Sobald man die eigene Sichtweise von vornherein verabsolutiert, gerät man in einen Zirkel, einen sogenannten Bestätigungsfehler: Derjenige, der einem nicht zustimmt, liegt dann von vornherein falsch. Und da einem aus dieser Perspektive plötzlich ganz viele Menschen nicht mehr zustimmen, fühlt man sich davon unter Druck gesetzt, reagiert aggressiv.
Wie diskutiert man also richtig?
In einem Dialog sollte man erst mal nicht davon ausgehen, dass man recht hat. Man stellt eine Behauptung auf. Und man kann behaupten, dass der andere zustimmen soll, muss dafür aber Gründe vorlegen. Der andere muss die Gründe wahrnehmen und darüber nachdenken, ob er zustimmt. Wenn er nicht zustimmt, muss er sagen, warum. Das ist die Grundform des Gesprächs: Den anderen als gleichberechtigten Teilnehmer ernst nehmen.
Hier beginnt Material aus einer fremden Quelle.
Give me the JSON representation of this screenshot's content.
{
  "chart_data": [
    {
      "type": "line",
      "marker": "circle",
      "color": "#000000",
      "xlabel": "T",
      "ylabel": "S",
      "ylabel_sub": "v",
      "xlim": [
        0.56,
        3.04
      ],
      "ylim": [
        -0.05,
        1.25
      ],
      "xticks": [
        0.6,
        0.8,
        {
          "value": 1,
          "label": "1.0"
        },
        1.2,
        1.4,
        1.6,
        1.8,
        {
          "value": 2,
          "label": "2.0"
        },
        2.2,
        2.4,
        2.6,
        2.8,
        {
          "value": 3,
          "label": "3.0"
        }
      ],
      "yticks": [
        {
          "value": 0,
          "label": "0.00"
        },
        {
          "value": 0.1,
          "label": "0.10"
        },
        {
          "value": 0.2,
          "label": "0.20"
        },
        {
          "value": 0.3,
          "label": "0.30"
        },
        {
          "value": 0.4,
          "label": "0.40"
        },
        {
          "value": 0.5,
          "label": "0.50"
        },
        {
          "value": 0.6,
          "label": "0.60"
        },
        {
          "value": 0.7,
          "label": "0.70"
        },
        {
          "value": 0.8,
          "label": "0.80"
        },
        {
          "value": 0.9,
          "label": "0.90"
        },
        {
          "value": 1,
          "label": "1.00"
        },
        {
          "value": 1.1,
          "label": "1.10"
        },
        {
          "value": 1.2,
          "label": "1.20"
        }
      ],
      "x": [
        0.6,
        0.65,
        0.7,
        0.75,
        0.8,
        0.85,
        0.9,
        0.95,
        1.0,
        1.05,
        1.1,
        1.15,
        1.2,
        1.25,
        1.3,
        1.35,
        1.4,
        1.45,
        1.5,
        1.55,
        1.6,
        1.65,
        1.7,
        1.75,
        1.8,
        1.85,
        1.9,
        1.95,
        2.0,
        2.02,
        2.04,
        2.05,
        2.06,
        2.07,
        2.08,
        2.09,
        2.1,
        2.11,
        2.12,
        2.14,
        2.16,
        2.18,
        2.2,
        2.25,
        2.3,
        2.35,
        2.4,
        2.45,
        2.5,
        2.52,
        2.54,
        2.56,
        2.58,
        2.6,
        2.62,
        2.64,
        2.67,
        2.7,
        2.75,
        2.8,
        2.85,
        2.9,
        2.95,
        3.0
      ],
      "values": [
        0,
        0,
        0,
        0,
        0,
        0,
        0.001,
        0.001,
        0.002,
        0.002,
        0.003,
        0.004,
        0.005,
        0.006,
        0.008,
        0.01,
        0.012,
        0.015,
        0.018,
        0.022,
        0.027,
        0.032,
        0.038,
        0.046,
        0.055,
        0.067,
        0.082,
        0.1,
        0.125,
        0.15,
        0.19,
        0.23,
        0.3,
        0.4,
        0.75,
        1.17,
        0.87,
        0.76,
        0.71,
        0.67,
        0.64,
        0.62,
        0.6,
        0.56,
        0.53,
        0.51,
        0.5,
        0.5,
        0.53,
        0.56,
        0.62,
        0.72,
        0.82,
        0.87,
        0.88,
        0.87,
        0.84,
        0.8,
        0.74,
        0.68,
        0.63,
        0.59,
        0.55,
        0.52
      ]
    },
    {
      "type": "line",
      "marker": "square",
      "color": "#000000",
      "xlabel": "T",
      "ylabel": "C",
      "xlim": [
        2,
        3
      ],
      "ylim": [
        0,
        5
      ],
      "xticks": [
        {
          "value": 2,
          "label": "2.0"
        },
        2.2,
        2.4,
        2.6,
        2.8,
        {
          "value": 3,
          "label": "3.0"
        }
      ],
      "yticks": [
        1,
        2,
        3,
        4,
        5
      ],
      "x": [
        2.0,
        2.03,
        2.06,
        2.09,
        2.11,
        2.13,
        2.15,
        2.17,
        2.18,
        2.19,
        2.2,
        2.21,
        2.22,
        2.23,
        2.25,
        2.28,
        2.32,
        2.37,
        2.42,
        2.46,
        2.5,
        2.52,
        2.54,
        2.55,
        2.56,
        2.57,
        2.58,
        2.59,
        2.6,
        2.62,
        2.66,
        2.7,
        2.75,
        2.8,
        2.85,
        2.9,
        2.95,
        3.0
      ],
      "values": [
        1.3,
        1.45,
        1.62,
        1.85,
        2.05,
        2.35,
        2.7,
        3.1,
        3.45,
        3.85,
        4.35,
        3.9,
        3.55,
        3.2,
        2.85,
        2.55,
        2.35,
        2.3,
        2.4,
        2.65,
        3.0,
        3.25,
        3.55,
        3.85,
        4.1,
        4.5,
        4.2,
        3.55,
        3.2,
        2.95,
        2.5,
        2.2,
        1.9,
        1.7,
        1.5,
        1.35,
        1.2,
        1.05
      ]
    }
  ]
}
Aber das ist doch eine Utopie. Es funktioniert nicht.
So wie ich das mache, ist es gerade keine Utopie. Was ich mache, ist einfach eine Beschreibung dessen, was wir sagen und was wir, indem wir es sagen, tun. Und das funktioniert sehr gut.
Ständig scheitern Gespräche.
Ich glaube, sie scheitern deshalb so häufig, weil wir uns sehr stark auf den Inhalt dessen, was wir sagen, konzentrieren. Dabei verlieren wir die Aufmerksamkeit dafür, was es bedeutet, an einem Dialog teilzunehmen. Und das zweite Problem ist, dass wir uns oft mit unseren Meinungen identifizieren. Wir nehmen sie als Eigenschaften unserer Person wahr. Und dann ist natürlich jede Kritik daran ein Angriff auf uns.